To my morbid delight, I discovered Pheisty Blog and the tale of the doll that would not be destroyed. Part family memoir, part roaming gnome, this saga of the 3-faced doll is worth the read. This type of doll simply will not go away!
Someone is making an interpretive version and selling it on eCrater. It doesn’t hold the same evil power as some of the older models, but those with sinister intentions need not worry: The Milan Doll Factory sells reproduction heads to make authentic copies.
Toys designed with a clear contempt for children have long been part of growing up. Many of them, I’m convinced, came from the same minds that claimed, ‘children love clowns,’ as an excuse to invent an entire legion of creatures intended to inflict permanent emotional damage.
My grandmother tried to foist a-3-faced doll upon me when I was a child. It was an old doll with crazing on the faces.
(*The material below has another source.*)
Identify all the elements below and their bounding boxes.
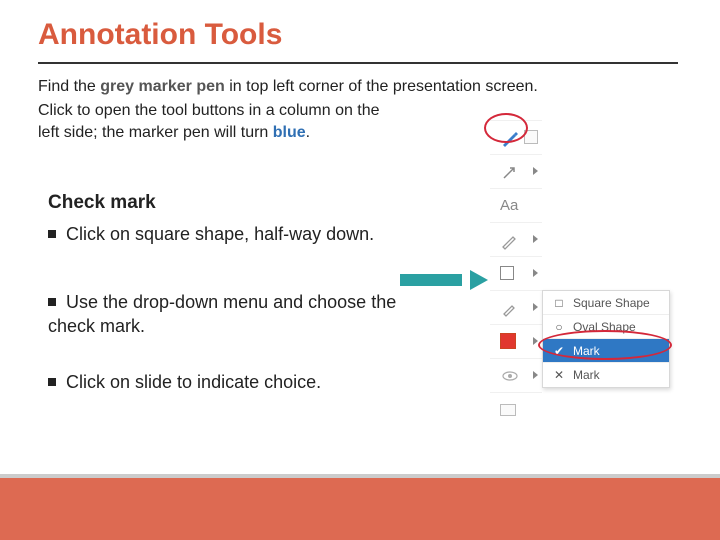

It had a knob sticking out of the top of its bonnet used to turn the head in order to display a different expression. I hated it. It was just too weird and schizoid. I used to wrap it in a blanket and bury it under all the other toys when I visited Grandma. I always managed to “forget” to take the macabre thing home.
My primary fear about the 3-faced doll is that the Chinese will duplicate one of the designs and we’ll see a full-on 3-faced doll resurgence. Or maybe the concept will be updated--instead of a baby doll, it will be a face-a-decade (or so,) Madonna doll in Barbie workout garb.